It’s Bastille Day. A day for the people to rise up, free the prisoners, and dismantle an instrument of an entrenched corrupt regime.
My favorite Bastille Day celebration occurred in 1964. I was in a student work camp in Glencolumbkille, County Donegal, Ireland. We were digging trenches to lay water lines to bring water service to farm homes outside the village. Here is my journal entry for July 14, 1964.
The French started off Bastille Day by refusing to get out of bed. Finally, Justin’s pleading prevailed. When they finally arrived at the work site, they all lined up with François carrying the tricolor on the end of a shovel. They sang the Marseillaise on the way up and every hour on the hour, rain or shine, and there was plenty of rain. In fact, their high spirits were the only thing that kept us going, although they did hardly any work at all. They were all wearing white shirts and ties.
Today was the first day my pants got soaked and the water didn’t run down my boots. After the first shower I had taken off my rubber pants because it was to hot too work in them. During the heavy shower I just wrapped my sweater in the rubber pants and prayed the water wouldn’t go into my boots. It has rained every day without fail, no matter how sunny and fair it had been most of the day.
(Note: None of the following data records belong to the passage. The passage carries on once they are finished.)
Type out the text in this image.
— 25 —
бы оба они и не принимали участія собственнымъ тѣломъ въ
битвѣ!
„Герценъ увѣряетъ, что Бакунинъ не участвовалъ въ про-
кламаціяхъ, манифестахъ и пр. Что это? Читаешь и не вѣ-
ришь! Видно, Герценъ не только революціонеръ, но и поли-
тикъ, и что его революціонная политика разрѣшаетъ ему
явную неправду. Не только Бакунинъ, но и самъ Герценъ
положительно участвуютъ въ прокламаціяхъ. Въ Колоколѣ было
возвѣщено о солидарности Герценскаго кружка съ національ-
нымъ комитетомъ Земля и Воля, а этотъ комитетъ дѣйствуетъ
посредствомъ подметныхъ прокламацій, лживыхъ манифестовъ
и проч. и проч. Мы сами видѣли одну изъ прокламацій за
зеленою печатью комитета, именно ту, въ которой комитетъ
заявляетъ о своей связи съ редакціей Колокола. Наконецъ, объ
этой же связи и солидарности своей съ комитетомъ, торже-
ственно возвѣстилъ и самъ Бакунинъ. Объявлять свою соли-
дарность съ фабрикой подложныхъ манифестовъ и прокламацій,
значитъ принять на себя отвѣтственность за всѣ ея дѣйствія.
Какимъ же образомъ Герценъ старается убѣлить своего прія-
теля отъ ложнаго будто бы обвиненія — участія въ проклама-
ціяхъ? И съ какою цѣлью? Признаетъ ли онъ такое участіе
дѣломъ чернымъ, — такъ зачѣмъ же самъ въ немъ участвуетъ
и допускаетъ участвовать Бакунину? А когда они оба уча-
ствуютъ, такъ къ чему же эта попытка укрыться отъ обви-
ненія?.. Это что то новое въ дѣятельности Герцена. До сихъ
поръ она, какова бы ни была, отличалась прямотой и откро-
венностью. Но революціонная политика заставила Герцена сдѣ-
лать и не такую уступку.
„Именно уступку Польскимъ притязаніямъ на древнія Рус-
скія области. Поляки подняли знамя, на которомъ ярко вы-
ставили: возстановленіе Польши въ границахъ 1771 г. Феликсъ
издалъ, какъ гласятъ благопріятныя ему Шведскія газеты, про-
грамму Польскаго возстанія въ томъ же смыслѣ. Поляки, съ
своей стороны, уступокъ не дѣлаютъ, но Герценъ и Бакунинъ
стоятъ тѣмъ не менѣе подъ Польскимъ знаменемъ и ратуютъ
About 11:30 am three seminarians showed up with Henri and Burghart. One was American, one French-Canadian, one Irish. All were studying in France for the White Fathers [an order of missionaries in Africa]. The American was Bill Curran from Nebraska. He had relatives in Carrick. After about half an hour throwing the bull, the Irishman took Justin aside and then returned with a whiskey flask full of poteen [Irish moonshine]. I had two swigs of this liquid fire. Henri was very funny after his first drink. He ran to the ditch and started digging like a ball of fire. With a couple of gallons of poteen we’d finish the work in a week.
At lunch we all chipped in 2/6 [two shillings, six pence] for some wine at supper. Mr. McGuire, owner of the Glenbay Hotel, gave us ⅓ discount so we could get two more bottles of Beaujolais, making 7½ [bottles]. He also threw in a bottle of sherry. We toasted every country [France, Ireland, England, Germany, Netherlands, and Denmark] and sang all the national anthems–USA completely out of tune. When we finished the wine and all had a nip of sherry, we sent out for a bottle of Irish whiskey, which the Frenchmen measured out evenly. The party then retired to Mrs. McShane’s pub where I drank 1½ pints of stout. I felt great going home and thought it was a great Bastille Day.
This was the first time in my life that I got seriously drunk. I remember lying in my cot in the evening with my head spinning while others came in and out of the large schoolroom in which we were bunking. The more experienced drinkers kept the party going. From my cot I could see the sign with the motto of our camp that the French had posted above the fireplace, in which we had to burn peat to stay warm most nights.
En Irlande comme en Japon, un homme ivre est sacré.*
*In Ireland, as in Japan, a drunk person is sacred.